Spanish prime minister Pedro Sánchez will chair an anti-hate crimes commission on Friday to analyse the recent spate of homophobic attacks.
LGBTI groups have organised demonstrations in Madrid on Saturday to protest the recent assaults and call for more protection for gay and trans people.
Laia Serra, a human rights lawyer, said she believed the combination of LGBTI groups gaining a higher public profile and the recent rise of far-right organisations were responsible for a backlash against homosexuals.
All political parties condemned the latest attack in Madrid.
However, the far-right Vox party, which has 52 MPs and is the third largest force in parliament, has in the past opposed institutional declarations of support for the LGBTI community by regional authorities.
A YouGov survey published last month found that Spain showed one of the most liberal attitudes towards homosexuality people among eight developed countries.

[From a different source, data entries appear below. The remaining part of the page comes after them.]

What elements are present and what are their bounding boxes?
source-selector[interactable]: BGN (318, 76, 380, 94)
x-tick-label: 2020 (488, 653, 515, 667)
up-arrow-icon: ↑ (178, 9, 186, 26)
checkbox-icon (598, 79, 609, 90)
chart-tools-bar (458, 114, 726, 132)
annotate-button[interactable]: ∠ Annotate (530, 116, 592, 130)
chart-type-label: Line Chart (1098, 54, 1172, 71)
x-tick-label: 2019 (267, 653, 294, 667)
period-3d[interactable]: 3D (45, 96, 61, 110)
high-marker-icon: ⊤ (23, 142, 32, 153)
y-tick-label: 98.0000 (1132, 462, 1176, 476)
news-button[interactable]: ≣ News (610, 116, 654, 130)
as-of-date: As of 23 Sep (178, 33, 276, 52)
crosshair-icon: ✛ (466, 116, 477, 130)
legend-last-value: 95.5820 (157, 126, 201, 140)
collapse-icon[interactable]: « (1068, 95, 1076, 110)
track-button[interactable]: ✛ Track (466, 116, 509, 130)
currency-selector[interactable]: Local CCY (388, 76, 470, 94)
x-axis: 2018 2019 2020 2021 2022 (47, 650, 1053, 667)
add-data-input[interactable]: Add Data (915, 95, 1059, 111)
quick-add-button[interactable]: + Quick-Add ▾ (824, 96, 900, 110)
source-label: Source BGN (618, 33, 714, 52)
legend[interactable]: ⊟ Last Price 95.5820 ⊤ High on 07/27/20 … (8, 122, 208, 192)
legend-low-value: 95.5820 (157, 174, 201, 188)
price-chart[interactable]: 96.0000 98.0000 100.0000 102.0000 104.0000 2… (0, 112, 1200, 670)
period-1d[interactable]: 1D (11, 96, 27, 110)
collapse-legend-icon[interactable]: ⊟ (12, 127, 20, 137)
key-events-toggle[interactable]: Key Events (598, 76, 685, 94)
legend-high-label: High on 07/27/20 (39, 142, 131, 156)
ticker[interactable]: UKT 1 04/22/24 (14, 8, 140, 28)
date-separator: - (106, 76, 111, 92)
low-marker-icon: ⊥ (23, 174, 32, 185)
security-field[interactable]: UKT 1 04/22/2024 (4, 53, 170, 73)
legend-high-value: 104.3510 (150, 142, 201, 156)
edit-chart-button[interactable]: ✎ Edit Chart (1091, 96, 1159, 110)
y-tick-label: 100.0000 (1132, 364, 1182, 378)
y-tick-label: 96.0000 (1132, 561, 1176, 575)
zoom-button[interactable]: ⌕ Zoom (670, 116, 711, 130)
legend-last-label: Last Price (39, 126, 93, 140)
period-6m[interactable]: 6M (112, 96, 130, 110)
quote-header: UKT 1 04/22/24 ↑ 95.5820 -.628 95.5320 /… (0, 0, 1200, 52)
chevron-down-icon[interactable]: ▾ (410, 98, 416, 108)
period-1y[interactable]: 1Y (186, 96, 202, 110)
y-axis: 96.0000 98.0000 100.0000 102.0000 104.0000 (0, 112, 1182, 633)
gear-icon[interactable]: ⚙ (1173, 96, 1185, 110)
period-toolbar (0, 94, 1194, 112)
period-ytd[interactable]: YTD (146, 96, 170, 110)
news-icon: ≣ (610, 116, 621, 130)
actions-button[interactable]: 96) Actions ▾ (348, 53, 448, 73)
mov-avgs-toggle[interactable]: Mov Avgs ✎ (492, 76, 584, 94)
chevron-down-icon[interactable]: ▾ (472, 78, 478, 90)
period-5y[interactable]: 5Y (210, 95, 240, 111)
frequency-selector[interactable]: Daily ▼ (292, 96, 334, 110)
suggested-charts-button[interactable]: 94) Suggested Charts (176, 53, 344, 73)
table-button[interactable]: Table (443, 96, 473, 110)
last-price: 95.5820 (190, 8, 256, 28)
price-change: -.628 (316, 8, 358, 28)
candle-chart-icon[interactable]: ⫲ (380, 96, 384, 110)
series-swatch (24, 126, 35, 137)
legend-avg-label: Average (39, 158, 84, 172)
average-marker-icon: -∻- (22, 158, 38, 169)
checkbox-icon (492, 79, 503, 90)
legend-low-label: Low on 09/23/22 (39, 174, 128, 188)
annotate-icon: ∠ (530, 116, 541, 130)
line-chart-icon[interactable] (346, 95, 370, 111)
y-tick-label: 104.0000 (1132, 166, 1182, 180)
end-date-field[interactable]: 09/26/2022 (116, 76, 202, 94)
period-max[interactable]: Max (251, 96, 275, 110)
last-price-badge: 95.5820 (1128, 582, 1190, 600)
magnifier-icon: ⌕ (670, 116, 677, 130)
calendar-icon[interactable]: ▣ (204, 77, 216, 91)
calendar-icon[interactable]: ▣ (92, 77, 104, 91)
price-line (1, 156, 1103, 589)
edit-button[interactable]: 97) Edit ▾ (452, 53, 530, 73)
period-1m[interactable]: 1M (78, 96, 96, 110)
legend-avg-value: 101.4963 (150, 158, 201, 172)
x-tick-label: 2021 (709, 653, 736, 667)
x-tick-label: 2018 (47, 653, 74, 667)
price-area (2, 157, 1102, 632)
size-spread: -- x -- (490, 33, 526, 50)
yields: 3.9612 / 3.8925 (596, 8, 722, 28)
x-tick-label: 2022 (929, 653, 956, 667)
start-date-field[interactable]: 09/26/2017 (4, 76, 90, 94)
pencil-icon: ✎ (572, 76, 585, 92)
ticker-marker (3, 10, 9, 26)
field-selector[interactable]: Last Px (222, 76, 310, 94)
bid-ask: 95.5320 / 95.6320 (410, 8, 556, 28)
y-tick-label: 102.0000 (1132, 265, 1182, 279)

Some 91 per cent of Spaniards said they would support a member of their family if they came out, compared with 85 per cent in the UK.
Boti García Rodrigo, the Spanish government’s director of sexual diversity and LGBTI rights, said despite a general attitude of respect towards gay and trans people there was a minority which were radically opposed to this community.
“Many studies show us that there remains a minority in society, which is young men, who do not only not accept or respect sexual diversity but are very much against this and respond with aggressiveness,” she said.